There are Ones who have a certain amount of lightness, it’s as if the beauty in their heart can’t be hidden by their skins. They walk around like them paper lanterns that float up into the sky. Like the candles that float on the rivers in India. They are beautiful in their very existence. My Ma is like that, she’s a light. My Dad too. I guess I collect friends that are Lights as well, so that when I start to get lost in the dark, I start trotting toward the fire. Makes sense. We’re all capable of generating these inner fires, we just gotta stir the coals down there in our guts.

As I sit and see the half-reflection of my face on the computer screen, I am reminded of the me of me. Reflection is a word with lots of meaning. I can see the sun on my face and it is light that causes my sense of sight to kick into gear. The swooshing of my heart is the only sound and it comes from the inside. There are flecks of movement in the trees just outside, crossbill in the mulberry tree. Chickadees at the back window. On the other side of the fence there is a passel of ravens talking it over, making plans about the future and how stuff would be so different if they were running things. I’m a cup of coffee deep into this morning. Darkness seems a long ways away.

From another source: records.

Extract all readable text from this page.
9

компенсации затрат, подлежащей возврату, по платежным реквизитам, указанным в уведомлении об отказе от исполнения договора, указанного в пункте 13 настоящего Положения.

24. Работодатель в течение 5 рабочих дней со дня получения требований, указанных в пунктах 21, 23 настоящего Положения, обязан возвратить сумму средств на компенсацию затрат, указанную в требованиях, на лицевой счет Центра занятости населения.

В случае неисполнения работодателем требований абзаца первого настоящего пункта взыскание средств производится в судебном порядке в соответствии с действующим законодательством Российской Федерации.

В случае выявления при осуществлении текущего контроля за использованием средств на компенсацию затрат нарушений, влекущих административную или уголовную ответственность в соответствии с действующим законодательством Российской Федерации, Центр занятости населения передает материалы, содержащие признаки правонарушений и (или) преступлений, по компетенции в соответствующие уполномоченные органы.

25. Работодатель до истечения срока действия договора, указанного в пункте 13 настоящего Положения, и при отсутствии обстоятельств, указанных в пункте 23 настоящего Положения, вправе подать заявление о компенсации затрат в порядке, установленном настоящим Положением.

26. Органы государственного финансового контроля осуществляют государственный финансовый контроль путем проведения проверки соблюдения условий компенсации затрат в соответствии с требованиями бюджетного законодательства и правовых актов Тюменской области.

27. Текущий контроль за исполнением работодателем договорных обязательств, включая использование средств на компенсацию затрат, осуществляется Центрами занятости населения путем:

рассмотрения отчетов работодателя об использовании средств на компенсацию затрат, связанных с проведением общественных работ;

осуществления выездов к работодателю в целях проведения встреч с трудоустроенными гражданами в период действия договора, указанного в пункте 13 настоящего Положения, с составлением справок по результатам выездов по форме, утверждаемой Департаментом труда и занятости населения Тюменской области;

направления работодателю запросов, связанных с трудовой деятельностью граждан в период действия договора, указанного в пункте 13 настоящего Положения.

I have a confession to make — that rocket ship that I said I was building, remember? Well, I don’t actually know how to build a rocket ship. I could draw one and it’d be cool but I am not a Rocket scientist, nor am I an Astronaut. I’ve been called a Brain surgeon before, but if you were to have heard the way it was applied, you would understand the sarcasm. The rocket ship is a metaphor (duh) for my way of escaping the heaviness that comes to us all. It’s built out of friendships and uses love as a kind of nuclear fuel. Fission, if you please. If we’re all made of stars, and I believe we are, then that would make love a by-product of the universe. We emit love like stars give off light. Like trees exhale oxygen.  Maybe we are rocket builders, one and all. Love is fuel, baby, let’s cruise!

Disclaimer:  Every single time I interact with a child, I am reminded of the value of life. The tiny hugs and laughs are enough dispel any bitterness I sustain from my stubborn, life-worn opinions. Children wield love like a light-saber, chopping and cutting to the core, and it is that kind of love I’m talking about in the essay above, not some kind of cheesy, acted-out form that we read about in beauty magazines or see on some god-awful reality tv show.